Plus tard, dans la rue, Baumgartner vérifie que nulle souillure, nulle misérable molécule en suspension dans l'atmosphère chez le Flétan ne se sont déposées sur ses vêtements. Cependant il les époussette comme si l'air ambiant vicié avait pu les polluer bien qu'il ait veillé à ce qu'ils n'entrent en contact avec rien, c'est juste qu'il lui faudra se laver les mains et peut-être même les dents quand il sera rentré chez lui. En attendant, il rejoint la station Château-Rouge pour regagner son nouveau domicile. C'est encore une heure creuse et le métro n'est qu'à moitié plein: nombre de banquettes sont disponibles mais Baumgartner préfère s'asseoir sur un strapontin.

Dans le métro, quel que soit le coefficient de remplissage de la rame, et même quand elle est vide, Baumgartner préfère toujours les strapontins aux banquettes, contrairement à Ferrer qui aime mieux celles-ci. Sur les banquettes, qui sont en vis-à-vis, Baumgartner s'exposerait forcément à se trouver assis à côté de quelqu'un ou en face de quelqu'un, le plus souvent d'ailleurs les deux en même temps. Ce qui induirait encore des frottements et des gênes, des contacts, des difficultés de croisement ou de décroisement des jambes, des regards parasites et des conversations dont il n'a que faire.
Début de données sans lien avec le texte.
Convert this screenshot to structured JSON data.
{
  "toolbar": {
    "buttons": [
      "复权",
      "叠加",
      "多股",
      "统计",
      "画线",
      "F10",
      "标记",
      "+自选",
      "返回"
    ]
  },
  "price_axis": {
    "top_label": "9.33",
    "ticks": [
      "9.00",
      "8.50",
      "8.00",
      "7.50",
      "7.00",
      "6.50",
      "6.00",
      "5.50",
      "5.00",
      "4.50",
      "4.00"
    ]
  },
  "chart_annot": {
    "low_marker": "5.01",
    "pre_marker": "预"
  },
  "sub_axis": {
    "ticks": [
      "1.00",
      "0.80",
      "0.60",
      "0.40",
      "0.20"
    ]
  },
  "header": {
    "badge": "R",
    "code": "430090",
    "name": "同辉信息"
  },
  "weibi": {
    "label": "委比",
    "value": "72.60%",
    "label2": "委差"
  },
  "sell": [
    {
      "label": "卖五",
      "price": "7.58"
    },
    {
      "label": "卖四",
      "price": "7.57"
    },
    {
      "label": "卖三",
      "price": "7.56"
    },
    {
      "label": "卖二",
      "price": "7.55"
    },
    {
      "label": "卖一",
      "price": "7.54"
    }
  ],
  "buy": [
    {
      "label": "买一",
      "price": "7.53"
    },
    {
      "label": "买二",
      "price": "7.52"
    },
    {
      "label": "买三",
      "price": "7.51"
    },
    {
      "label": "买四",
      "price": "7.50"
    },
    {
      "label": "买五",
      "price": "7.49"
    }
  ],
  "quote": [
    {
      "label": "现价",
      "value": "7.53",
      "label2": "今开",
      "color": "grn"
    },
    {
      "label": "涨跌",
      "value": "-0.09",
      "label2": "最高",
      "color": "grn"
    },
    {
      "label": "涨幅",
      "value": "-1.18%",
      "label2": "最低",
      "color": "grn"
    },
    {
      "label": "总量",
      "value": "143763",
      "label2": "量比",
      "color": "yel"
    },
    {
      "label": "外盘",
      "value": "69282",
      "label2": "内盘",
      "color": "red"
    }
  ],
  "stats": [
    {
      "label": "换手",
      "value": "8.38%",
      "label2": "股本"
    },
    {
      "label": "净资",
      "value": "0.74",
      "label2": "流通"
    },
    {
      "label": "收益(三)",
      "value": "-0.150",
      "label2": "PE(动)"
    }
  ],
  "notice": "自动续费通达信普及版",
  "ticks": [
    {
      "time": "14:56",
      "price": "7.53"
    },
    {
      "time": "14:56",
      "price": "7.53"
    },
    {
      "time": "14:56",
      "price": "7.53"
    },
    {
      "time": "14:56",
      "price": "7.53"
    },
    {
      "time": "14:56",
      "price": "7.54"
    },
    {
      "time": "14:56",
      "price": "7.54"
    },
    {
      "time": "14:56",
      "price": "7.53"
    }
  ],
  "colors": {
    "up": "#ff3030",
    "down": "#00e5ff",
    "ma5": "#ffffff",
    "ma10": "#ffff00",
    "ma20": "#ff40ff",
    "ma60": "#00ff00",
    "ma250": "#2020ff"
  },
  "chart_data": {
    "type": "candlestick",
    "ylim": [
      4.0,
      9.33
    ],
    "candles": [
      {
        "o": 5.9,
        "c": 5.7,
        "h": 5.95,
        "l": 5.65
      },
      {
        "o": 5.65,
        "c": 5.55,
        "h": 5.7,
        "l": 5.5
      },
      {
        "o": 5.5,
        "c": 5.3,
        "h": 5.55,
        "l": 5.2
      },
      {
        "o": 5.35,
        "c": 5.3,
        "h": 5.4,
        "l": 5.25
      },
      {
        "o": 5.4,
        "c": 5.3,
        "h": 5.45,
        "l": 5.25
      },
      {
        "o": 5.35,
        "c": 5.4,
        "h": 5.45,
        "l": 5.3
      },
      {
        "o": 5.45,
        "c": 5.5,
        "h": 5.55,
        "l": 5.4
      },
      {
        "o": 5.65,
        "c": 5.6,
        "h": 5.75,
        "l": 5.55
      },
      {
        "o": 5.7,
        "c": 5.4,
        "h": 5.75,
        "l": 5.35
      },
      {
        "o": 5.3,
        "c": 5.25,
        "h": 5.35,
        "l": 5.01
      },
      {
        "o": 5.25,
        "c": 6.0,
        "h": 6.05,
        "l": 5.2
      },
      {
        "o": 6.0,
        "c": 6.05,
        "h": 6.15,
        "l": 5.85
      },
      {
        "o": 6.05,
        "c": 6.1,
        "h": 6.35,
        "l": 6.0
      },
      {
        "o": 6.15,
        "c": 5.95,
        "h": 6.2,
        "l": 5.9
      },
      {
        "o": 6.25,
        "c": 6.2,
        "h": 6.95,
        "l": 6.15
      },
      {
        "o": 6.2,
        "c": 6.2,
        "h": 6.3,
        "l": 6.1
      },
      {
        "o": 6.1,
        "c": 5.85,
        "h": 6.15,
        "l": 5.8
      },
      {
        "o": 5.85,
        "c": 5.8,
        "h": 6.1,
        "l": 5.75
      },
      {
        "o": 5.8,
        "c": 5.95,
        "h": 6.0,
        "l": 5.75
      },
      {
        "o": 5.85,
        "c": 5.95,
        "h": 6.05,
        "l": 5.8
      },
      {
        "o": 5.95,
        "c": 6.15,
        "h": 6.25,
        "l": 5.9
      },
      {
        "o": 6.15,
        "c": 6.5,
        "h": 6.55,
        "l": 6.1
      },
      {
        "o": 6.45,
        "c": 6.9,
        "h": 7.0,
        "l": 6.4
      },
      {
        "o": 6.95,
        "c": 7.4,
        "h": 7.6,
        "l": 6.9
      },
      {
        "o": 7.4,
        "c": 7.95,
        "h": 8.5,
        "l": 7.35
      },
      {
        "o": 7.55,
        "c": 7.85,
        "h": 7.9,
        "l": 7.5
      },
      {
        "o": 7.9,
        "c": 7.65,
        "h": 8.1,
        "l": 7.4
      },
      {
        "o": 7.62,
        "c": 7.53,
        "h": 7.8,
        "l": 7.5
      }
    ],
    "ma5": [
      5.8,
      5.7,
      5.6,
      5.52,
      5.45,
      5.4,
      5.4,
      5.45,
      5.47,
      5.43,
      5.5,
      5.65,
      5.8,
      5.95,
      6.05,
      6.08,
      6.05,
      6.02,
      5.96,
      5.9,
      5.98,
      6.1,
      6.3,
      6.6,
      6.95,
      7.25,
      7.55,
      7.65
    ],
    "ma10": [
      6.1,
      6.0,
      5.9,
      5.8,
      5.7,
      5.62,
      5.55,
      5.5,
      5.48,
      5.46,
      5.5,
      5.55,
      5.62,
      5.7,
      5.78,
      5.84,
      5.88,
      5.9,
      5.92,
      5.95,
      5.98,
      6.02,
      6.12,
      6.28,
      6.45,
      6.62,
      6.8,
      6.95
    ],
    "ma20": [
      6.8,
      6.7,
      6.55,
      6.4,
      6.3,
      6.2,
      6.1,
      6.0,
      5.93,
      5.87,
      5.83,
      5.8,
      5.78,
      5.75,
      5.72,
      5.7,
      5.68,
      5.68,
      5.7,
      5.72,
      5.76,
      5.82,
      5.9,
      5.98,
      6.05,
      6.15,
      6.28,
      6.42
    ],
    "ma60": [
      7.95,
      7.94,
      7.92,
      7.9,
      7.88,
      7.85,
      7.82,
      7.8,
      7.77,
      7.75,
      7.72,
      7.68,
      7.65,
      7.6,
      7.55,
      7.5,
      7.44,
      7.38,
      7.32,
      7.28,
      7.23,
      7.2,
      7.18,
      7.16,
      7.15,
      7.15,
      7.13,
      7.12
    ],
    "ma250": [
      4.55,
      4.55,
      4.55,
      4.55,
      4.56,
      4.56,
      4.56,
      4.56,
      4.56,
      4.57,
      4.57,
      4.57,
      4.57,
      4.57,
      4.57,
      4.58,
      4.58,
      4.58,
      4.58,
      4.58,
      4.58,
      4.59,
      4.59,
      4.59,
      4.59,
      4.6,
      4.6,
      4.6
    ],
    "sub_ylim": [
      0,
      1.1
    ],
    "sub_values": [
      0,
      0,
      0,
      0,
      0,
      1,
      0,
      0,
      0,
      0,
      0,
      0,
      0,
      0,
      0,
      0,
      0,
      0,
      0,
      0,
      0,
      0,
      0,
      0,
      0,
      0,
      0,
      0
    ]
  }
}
A tout prendre, même en cas d'affluence où il faut bien se lever pour laisser un peu de place, le strapontin lui paraît préférable en tous points. Il est individuel, mobile et d'utilisation souple. Il va de soi que le strapontin isolé, trop rare, est encore supérieur à ses yeux au strapontin apparié qui présente lui aussi quelques risques de gênes promiscues – celles-ci moins dommageables de toute façon que les incommodités de la banquette. Baumgartner est ainsi.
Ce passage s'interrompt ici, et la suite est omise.